André Dietz ist vierfacher Vater, "Alles was zählt"-Schauspieler und Autor. Für uns beleuchtet das Ehepaar unabhängig voneinander das Leben mit Tochter Mari, die am seltenen Angelman-Sydrom leidet. Heute schreibt der Publikumsliebling über seinen herrlich-chaotischen Familienalltag.
Durch viele positive Umstände, ein bisschen Mut, Mathematik (die Wahrscheinlichkeit einer weiteren Behinderung war extrem gering) und einer enormen Anziehungskraft zwischen meiner Frau und mir haben wir insgesamt vier Kinder. Drei davon entwickeln sich „normal“, eins wird ein Leben lang auf dem Entwicklungsstand eines Kleinkindes bleiben und unserer Pflege bedürfen.
Maris Behinderung nehmen wir wahr als etwas Besonderes, als „Special Effect“ und - klar - manchmal auch als ein Problem, das es zu lösen gilt und für das es immer eine Lösung gibt. Denn wir leben unser Leben wie wir, als Familie, Leben wollen und lassen uns durch Maris Gendefekt nicht einschränken. Wir integrieren sie in alles was wir tun und tun wollen, auch wenn ich ein 20 kg schweres Kind dafür in einer etwas zu kleinen Trage einen Berg hinaufschleppen muss, weil sie sich nicht so gut bewegen kann wie die anderen. Mari dankt es uns mit einer Entwicklung, die alle Erwartungen übersteigt.

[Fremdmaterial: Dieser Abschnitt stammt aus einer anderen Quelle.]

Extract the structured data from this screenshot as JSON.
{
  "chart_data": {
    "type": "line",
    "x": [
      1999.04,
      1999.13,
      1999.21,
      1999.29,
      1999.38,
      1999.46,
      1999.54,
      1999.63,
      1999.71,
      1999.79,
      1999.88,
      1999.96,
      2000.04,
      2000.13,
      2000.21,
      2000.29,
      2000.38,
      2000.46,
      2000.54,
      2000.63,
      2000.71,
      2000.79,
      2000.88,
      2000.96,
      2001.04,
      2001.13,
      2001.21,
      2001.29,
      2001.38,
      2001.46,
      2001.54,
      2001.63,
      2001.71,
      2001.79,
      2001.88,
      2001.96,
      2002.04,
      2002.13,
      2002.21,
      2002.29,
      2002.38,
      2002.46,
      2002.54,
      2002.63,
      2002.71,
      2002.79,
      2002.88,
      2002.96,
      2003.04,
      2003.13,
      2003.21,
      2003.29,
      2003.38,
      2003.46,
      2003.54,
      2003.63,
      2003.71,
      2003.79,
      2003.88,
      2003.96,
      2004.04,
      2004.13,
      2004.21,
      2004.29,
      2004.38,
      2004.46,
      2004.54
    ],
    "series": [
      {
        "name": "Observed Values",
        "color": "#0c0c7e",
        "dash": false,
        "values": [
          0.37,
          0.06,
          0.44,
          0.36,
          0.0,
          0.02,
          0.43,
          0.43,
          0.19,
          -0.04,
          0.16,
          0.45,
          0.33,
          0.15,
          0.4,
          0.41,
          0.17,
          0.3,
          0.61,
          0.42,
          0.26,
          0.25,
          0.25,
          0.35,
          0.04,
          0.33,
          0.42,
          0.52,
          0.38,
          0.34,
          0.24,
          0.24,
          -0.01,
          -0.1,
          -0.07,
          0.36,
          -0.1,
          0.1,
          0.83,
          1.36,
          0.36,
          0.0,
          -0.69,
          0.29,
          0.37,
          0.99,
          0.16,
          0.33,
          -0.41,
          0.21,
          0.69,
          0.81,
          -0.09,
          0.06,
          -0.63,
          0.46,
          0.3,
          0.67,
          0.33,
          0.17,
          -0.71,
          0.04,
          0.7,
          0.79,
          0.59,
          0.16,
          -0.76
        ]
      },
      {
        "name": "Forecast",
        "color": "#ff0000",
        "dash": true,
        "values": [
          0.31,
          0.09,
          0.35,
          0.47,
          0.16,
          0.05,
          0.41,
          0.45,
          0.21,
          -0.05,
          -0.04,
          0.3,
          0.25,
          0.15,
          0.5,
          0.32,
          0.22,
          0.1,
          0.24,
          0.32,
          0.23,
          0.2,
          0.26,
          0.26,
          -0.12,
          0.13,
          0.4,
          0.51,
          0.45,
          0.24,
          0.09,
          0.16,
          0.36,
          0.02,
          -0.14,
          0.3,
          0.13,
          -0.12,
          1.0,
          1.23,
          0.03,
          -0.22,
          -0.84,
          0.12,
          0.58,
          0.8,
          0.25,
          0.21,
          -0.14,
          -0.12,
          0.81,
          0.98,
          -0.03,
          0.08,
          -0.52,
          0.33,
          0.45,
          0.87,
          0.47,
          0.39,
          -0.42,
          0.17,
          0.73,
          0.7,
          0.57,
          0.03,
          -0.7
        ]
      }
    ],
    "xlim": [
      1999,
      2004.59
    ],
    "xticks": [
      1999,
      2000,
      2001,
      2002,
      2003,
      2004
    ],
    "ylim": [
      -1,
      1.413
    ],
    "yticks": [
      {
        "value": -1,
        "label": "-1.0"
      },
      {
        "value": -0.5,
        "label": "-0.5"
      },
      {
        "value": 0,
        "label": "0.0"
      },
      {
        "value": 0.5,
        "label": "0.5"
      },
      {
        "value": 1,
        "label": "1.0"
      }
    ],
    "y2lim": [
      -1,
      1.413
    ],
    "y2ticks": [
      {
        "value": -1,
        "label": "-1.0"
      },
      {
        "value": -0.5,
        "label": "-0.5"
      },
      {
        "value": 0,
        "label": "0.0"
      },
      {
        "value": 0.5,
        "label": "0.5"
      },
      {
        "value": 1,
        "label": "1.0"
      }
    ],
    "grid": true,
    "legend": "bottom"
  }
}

Unser Leben mit einem "Special Effect"
Die Diagnose Angelman-Syndrom, die wir erst bekommen haben als Mari fast zwei Jahre alt war, hat uns erst einmal den Boden unter den Füßen weggezogen. Unsere älteste Tochter sollte niemals laufen und sprechen lernen, niemals alleine zur Schule gehen, niemals einen Freund haben.
Wir mussten alles einmal betrauern. Alles was nie sein würde, eine Zukunft die wir uns für sie und unsere Familie vorgestellt haben. Diese „Neuausrichtung“, unsere Liebe, unsere Resilienz und unsere Familie und Freunde haben uns dann sehr schnell wieder auf die Füße kommen lassen.
Und dann hat uns die Zeit gezeigt, dass auch wenn Maris Genkonstellation an einer Stelle einen „Knacks“ abbekommen hat, sie ansonsten ein „Best of“, ein „Greatest Hits Album“ der Gene meiner geistreichen und wunderschönen Frau und mir ist. Genau wie der Rest der Bande. Denn heute, vier Jahre nach dieser Diagnose, läuft sie und kommuniziert auf Ihre eigene Art mit uns. Die Sache mit der Schule ist kein Ding und das mit dem Freund beruhigt mich fürs Erste, da ich ja noch zwei weitere Brandherde (zwei & vier Jahre alt) auf Tasche habe und nur einen Sohn (7) mit dem ich mir in ein paar Jahren schon genug Anwärterinnen genau anschauen muss.
Offen mit der Behinderung umgehen
Wir haben einen sehr offensiven Umgang mit der Behinderung unserer Tochter und ich beschütze sie, wie ein Papa das eben macht: vor stänkernden Kindern („Hast Du gerade meine Tochter nachgeäfft?“), unangenehmen Blicken („Das ist Mari, sie kann nicht sprechen …warten Sie, ich putze Ihnen schnell ihren Sabber vom Ärmel“) , selbst ernannten Parkplatzwächtern, wenn ich auf einem behinderten Parkplatz stehe („Nein, ich bin nicht behindert, aber darf ich Ihnen meine Tochter vorstellen?“).
Und wir bringen unseren anderen Kindern bei, dass sie nach ihren Möglichkeiten auf ihre Schwester aufpassen und sie auch außerhalb unseres geschützten Raumes in die Gesellschaft integrieren. Das macht sie wahrscheinlich zu noch tolleren Persönlichkeiten, als sie sowieso schon werden und Mari zu einem Mitglied unserer Gesellschaft und einem Menschen, der sich überall frei bewegen kann und in seiner eigenen Welt, dank dieser Freiheit, noch zu viel mehr fähig ist, als wir es jemals erwartet haben.
Vielleicht ist es auch ein kleiner Schritt für uns alle, Inklusion zu mehr als einer Illusion oder einem bloßen Wort zu machen. Wir leben Inklusion, lebt mit uns mit!